By the time I get the news from other sources, I could have read half the newspaper.

Bonus: you can read the paper on the toilet.

In addition, the newspaper covers stories in much more detail than TV news, and is more likely to cover an important story that doesn’t have any neat pictures.

Ultimately, TV news is just too trivial and superficial. It’s people reading the first two paragraphs of the AP report; the newspaper is more likely to have the entire AP report.

And you don’t have to sit through news you aren’t interested in in order to see the news that’s relevant. I can just skip over the Brittney Spears story instead of wasting five minutes waiting for some real news.

I get two or three: *The Globe and Mail *at home, and The Toronto Star (and sometimes 24 Hours for the crossword puzzle) on my way to school.

I don’t take the paper—they deliver it to me. (Seriously, dude, “take a daily paper” must be an idiom I’m not familiar with. It looks weird to me.)

Reading the paper is part of my morning routine. I agree with *RealityChuck that it is the most efficient way of getting news. I can spend time on the details of the stories that matter to me and skip or skim whatever doesn’t interest me. Getting news online has certain PITA aspects, especially when I’m at home with my dial-up connection.

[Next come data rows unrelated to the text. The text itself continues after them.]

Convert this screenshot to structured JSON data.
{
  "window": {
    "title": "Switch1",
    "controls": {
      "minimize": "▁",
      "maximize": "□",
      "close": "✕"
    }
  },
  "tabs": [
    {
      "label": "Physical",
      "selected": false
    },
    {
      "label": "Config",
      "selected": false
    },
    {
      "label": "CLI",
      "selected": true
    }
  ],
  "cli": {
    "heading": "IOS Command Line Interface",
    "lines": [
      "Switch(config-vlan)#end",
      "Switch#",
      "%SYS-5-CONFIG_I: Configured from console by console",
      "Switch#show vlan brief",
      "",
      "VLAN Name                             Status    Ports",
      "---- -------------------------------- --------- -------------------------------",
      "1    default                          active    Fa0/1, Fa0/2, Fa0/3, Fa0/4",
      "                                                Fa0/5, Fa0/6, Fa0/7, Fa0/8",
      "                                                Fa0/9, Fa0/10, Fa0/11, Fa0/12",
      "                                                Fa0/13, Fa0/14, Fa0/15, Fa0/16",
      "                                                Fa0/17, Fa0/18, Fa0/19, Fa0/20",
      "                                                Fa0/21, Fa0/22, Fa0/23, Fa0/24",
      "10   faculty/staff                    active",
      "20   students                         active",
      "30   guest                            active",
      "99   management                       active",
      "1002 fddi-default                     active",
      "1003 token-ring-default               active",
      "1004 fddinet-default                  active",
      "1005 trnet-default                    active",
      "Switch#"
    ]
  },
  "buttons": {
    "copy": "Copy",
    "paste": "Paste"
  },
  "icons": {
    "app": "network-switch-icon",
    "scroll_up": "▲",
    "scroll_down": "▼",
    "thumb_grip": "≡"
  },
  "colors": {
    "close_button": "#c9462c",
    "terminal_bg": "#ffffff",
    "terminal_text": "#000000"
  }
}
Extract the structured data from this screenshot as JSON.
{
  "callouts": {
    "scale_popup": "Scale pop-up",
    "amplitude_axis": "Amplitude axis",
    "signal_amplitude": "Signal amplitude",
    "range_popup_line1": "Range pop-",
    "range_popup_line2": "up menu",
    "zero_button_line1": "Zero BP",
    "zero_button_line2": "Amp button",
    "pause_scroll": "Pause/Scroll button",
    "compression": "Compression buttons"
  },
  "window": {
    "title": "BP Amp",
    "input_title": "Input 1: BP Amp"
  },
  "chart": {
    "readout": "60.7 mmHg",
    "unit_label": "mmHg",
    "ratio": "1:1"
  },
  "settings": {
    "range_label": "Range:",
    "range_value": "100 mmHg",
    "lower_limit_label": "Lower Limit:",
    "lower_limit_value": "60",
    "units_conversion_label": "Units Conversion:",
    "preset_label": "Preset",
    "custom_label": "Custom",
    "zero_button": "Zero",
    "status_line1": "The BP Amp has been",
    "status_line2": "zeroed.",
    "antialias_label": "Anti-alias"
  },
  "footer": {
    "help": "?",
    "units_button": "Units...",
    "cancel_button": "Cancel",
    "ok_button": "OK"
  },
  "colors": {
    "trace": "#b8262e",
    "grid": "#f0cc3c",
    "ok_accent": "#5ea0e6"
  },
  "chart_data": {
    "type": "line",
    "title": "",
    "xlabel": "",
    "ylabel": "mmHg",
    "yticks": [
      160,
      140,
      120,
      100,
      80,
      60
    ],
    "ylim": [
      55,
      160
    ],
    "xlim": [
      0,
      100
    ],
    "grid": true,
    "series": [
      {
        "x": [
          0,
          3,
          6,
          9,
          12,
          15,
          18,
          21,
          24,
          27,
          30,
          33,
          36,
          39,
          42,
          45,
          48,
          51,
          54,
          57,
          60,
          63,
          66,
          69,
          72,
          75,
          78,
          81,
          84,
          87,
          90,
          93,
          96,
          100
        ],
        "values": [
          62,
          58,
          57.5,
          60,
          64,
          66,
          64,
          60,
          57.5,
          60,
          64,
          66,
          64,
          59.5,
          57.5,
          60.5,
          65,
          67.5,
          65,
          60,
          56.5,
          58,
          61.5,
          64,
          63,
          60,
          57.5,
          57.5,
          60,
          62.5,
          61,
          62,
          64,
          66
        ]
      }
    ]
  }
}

There’s a copy of the Seattle Times in our break room at work. Like most daily newspapers, it’s terrible, but I usually read it anyway.

The last daily newspaper I personally was a subscriber to was the Centre Daily Times of State College, PA, around 1992. Pretty good sports section, little else.

Now I get my news online or from NPR.

A “daily paper” is shorthand for a newspaper that’s published daily; some papers are weekly or some other schedule. You might also say “news daily”, “daily newspaper”, or somesuch.

“Take” and “Subscribe to” are synonyms.

I’m a periodicals librarian. I have less than no desire to get the daily paper! I read the big local stories online.

I get one for free most mornings - of course, I deliver papers, so it’s a small job perk. I usually read one or two sections, but I’m not particularly impressed with my paper’s coverage of national and international news. If I didn’t get one for free from work, there’s no possibility that I’d subscribe. Way too much of the paper is just junk advertising that gets tossed out almost immediately. And too many of the stories are pulled straight off the wire - I swear there’s about twice as much content from the AP, NY Times and Washington Post as there is from our paper’s writers. I would love to have a Sunday subscription to the NY Times, but right now I don’t have the time to read it and they’d just end up piling up in a corner of my room (I’ll get around to reading last month’s Book Review any day now, I swear!).

I read the Detroit Free Press everyday. In my life we have gone from 3 to 2 to 1 daily paper. Originally we had The Detroit Times, The Detroit News and The Free Press. They killed the unions ,eliminated the competition and we are down to one. Sad.

Oh, forgot to mention that in addition to the two papers we subscribe to, we also read the two freebie local weeklies.

Can’t miss out on local politics, concert reviews (and juvenile gripes about those reviews in letters to the editor), News of the Weird and classified ads for Couples Seeking Alternate Primates.

My grandfather was the managing editor of our hometown paper, so I was raised to read the paper every day. I’ve always subscribed to a daily paper (I’m 50). I don’t read it as thoroughly as I ought to, but it would feel wrong to stop subscribing.